Itu menandakan tidak ada metode penentuan skala prioaritas penanganan perkara. Di tengah banyaknya tumpukan perkara yang harus di tangani. Di tengah maraknya beragam modus kejahatan bermunculan.
Manajemen penegakan hukum perlu megadopsi manajemen skala prioritas dalam penanganan perkara. Prioritas perkara-prioritas yang harus diselesaikan secepatnya. Bagaimana caranya?. Tentu bisa meminjam metode penentuan skala prioritas dalam disiplin ilmu lain. Ilmu di luar ilmu hukum. Ilmu manajemen misalnya.
Dalam ilmu manajemen dikenal Eisenhower Decision Matrix (EDM). Diciptakan oleh Dwight Eisenhower. Untuk penetuan skala prioritas aktivitas dalam manajemen waktu.
EDM ditentukan berdasarkan prinisp urgency (kemendesakaan) dan Importantly (seberapa penting suatu hal). Sebuah masalah diklasifikasikan dalam kategori “mendesak” dan tidak mendesak untuk dilakukan. Juga “seberapa penting” dan “seberapa tidak penting” untuk dilakukan.

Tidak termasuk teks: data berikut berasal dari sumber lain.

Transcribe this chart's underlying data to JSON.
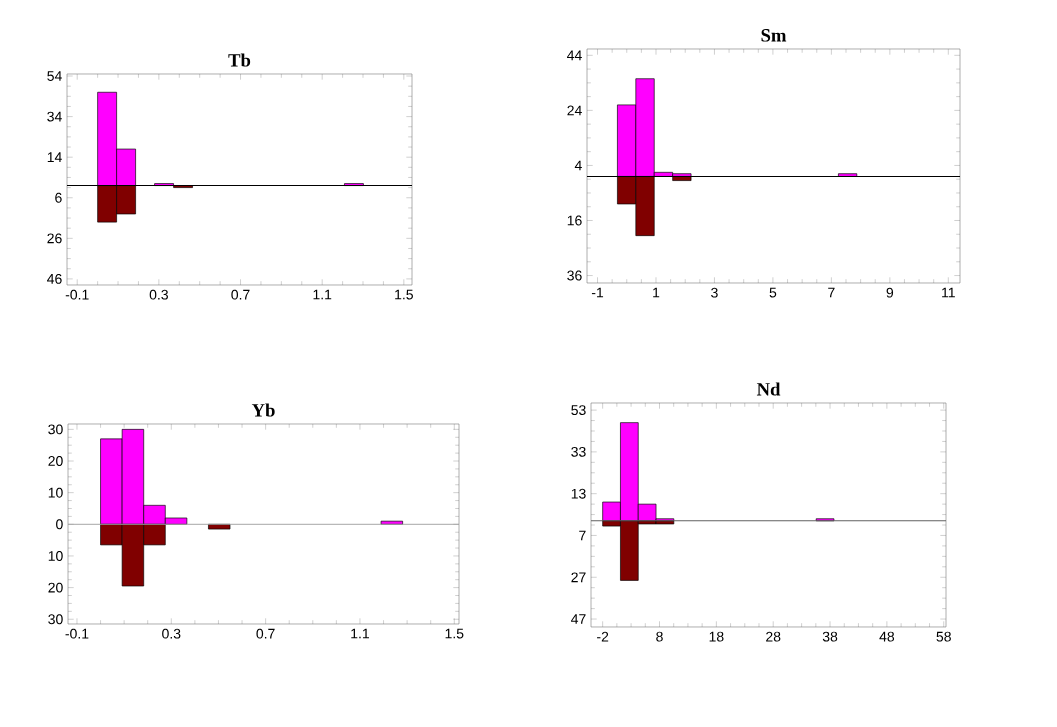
{
  "chart_data": [
    {
      "type": "histogram",
      "title": "Tb",
      "bins": [
        0,
        0.093,
        0.186,
        0.279,
        0.372,
        0.465,
        0.558,
        0.651,
        0.744,
        0.837,
        0.93,
        1.023,
        1.116,
        1.209,
        1.302
      ],
      "series": [
        {
          "color": "#ff00ff",
          "values": [
            46,
            18,
            0,
            1,
            0,
            0,
            0,
            0,
            0,
            0,
            0,
            0,
            0,
            1
          ]
        },
        {
          "color": "#800000",
          "values": [
            -18,
            -14,
            0,
            0,
            -1,
            0,
            0,
            0,
            0,
            0,
            0,
            0,
            0,
            0
          ]
        }
      ],
      "xlim": [
        -0.15,
        1.54
      ],
      "xticks": [
        -0.1,
        0.3,
        0.7,
        1.1,
        1.5
      ],
      "ylim": [
        -49,
        55
      ],
      "yticks": [
        54,
        34,
        14,
        {
          "value": -6,
          "label": "6"
        },
        {
          "value": -26,
          "label": "26"
        },
        {
          "value": -46,
          "label": "46"
        }
      ],
      "ref_lines": [
        {
          "axis": "y",
          "value": 0,
          "color": "#000000"
        }
      ]
    },
    {
      "type": "histogram",
      "title": "Sm",
      "bins": [
        -0.32,
        0.31,
        0.94,
        1.57,
        2.2,
        2.83,
        3.46,
        4.09,
        4.72,
        5.35,
        5.98,
        6.61,
        7.24,
        7.87
      ],
      "series": [
        {
          "color": "#ff00ff",
          "values": [
            26,
            35.5,
            1.5,
            1,
            0,
            0,
            0,
            0,
            0,
            0,
            0,
            0,
            1
          ]
        },
        {
          "color": "#800000",
          "values": [
            -10,
            -21.5,
            0,
            -1.5,
            0,
            0,
            0,
            0,
            0,
            0,
            0,
            0,
            0
          ]
        }
      ],
      "xlim": [
        -1.36,
        11.4
      ],
      "xticks": [
        -1,
        1,
        3,
        5,
        7,
        9,
        11
      ],
      "ylim": [
        -38.7,
        46.3
      ],
      "yticks": [
        44,
        24,
        4,
        {
          "value": -16,
          "label": "16"
        },
        {
          "value": -36,
          "label": "36"
        }
      ],
      "ref_lines": [
        {
          "axis": "y",
          "value": 0,
          "color": "#000000"
        }
      ]
    },
    {
      "type": "histogram",
      "title": "Yb",
      "bins": [
        0,
        0.0915,
        0.183,
        0.2745,
        0.366,
        0.4575,
        0.549,
        0.6405,
        0.732,
        0.8235,
        0.915,
        1.0065,
        1.098,
        1.1895,
        1.281
      ],
      "series": [
        {
          "color": "#ff00ff",
          "values": [
            27,
            30,
            6,
            2,
            0,
            0,
            0,
            0,
            0,
            0,
            0,
            0,
            0,
            1
          ]
        },
        {
          "color": "#800000",
          "values": [
            -6.5,
            -19.5,
            -6.5,
            0,
            0,
            -1.5,
            0,
            0,
            0,
            0,
            0,
            0,
            0,
            0
          ]
        }
      ],
      "xlim": [
        -0.138,
        1.52
      ],
      "xticks": [
        -0.1,
        0.3,
        0.7,
        1.1,
        1.5
      ],
      "ylim": [
        -31.5,
        31.7
      ],
      "yticks": [
        30,
        20,
        10,
        0,
        {
          "value": -10,
          "label": "10"
        },
        {
          "value": -20,
          "label": "20"
        },
        {
          "value": -30,
          "label": "30"
        }
      ],
      "ref_lines": [
        {
          "axis": "y",
          "value": 0,
          "color": "#a0a0a0"
        }
      ]
    },
    {
      "type": "histogram",
      "title": "Nd",
      "bins": [
        -2,
        1.13,
        4.26,
        7.39,
        10.52,
        13.65,
        16.78,
        19.91,
        23.04,
        26.17,
        29.3,
        32.43,
        35.56,
        38.69
      ],
      "series": [
        {
          "color": "#ff00ff",
          "values": [
            9,
            47,
            8,
            1,
            0,
            0,
            0,
            0,
            0,
            0,
            0,
            0,
            1
          ]
        },
        {
          "color": "#800000",
          "values": [
            -2.5,
            -28.5,
            -1.5,
            -1.5,
            0,
            0,
            0,
            0,
            0,
            0,
            0,
            0,
            0
          ]
        }
      ],
      "xlim": [
        -4.05,
        58.4
      ],
      "xticks": [
        -2,
        8,
        18,
        28,
        38,
        48,
        58
      ],
      "ylim": [
        -50.8,
        56.4
      ],
      "yticks": [
        53,
        33,
        13,
        {
          "value": -7,
          "label": "7"
        },
        {
          "value": -27,
          "label": "27"
        },
        {
          "value": -47,
          "label": "47"
        }
      ],
      "ref_lines": [
        {
          "axis": "y",
          "value": 0,
          "color": "#606060"
        }
      ]
    }
  ]
}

Berdasarkan prinsip itu sebuah permasalahakan diklasifikasi lagi ke dalam empat kuadran. Kuadran I: katategori penting dan mendesak untuk dilakukan. Kuadran II: kategori penting tapi tidak mendesak untuk dilakukan. Kuadran III: kategori kurang penting tapi mendesak dilakukan. Kuadran IV: kategori kurang penting dan tidak mendesak.